Sanat nedir? Bu sorunun yanıtını insandan başka hiçbir yerde bulamayız. Çünkü sanat insanın kendinden uzaklaşıp, tamamıyla nesnelleştiği (hiçleştiği) diğer bir deyişle eşyaya yabancılaştığı bir süreci ifade eder. Bu süreçte insan tamamıyla gövdesini yadsıyarak tüm arzularından sıyrılır ve aslında tüm iradesinin dışında olan asıl tözüne döner.
Artık o aynı değildir; bir sanat eserini yaratırken kısıtlı ve hastalıklı insan tanımını pek kabullenemez; o dehadır, ya da sanatçıdır. Bu anlamda yabancılaşma ve sıyrılma, sanatın asıl amacı olup, aslında onun bir ruh transferi-değişimi olduğunun en büyük kanıtıdır. Sanat bu yönüyle, bireysel sıkıntıdan ve arzulardan bir anlığına kurtuluş ve kişinin her türlü etkiden uzak hareket alanını da ihtiva eder. Bu hareket alanı özgürlüktür belki de ne dersiniz!..
Evet, bir kurtuluştu sanat, gerçek diye adlandırılan bu dünyadan ve onun değerlerinden. Bir soyutlanmayı kapsıyordu ve tabiî ki bir yadsımayı. Bilinçsizlik ve akılsızlık içinde savrulan ruhun bir anlığına acıdan azade edilmesini müjdeliyordu.
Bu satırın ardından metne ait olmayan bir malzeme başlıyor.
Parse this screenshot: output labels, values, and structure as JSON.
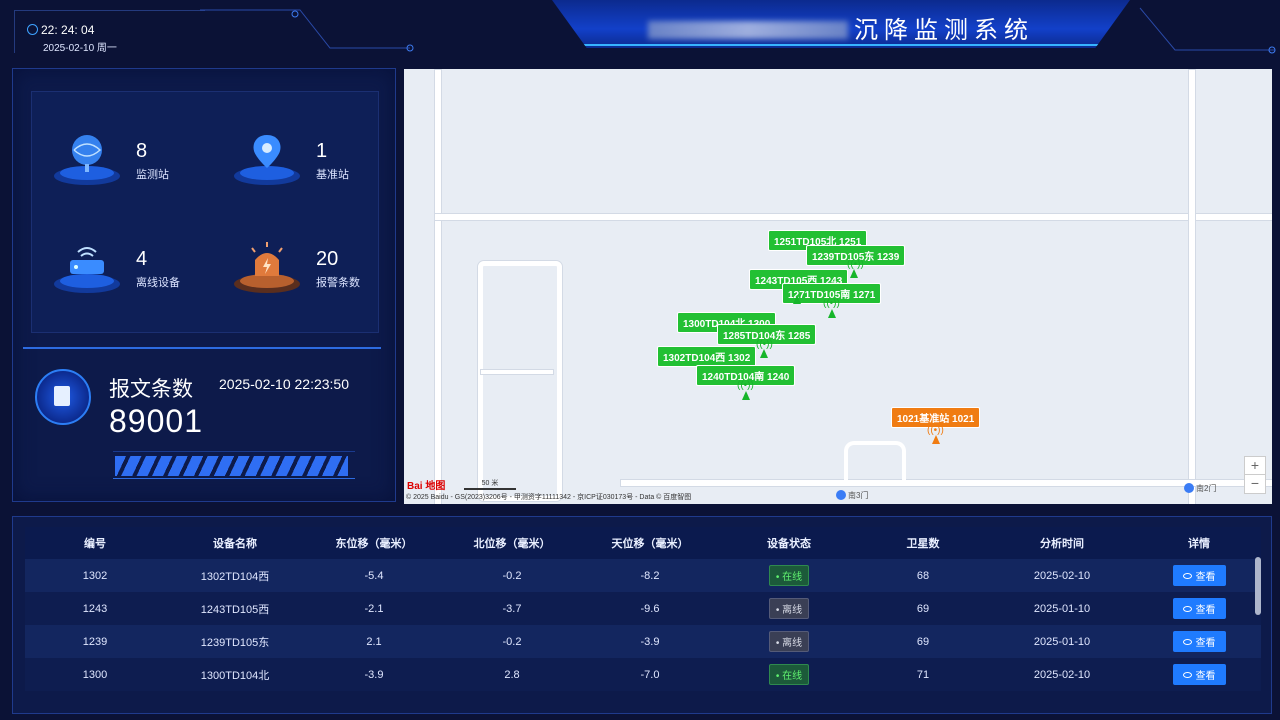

En sade ve en doğal amacı buydu; dünyanın bir acı yumağı olduğu gerçeğini unutmak isteyen kişinin hayıflanması ve bu insani safsatadan, yalandan hoşnut olmamasıydı. Sanat, acıdan kaçışı simgeliyordu, acı imparatorluğundan kaçışı…
Çünkü dünya kişisel yorumların gölgesinde kendi özünü yansıtamıyordu ve bunu yansıtmak da dehanın ya da sanatçının işiydi.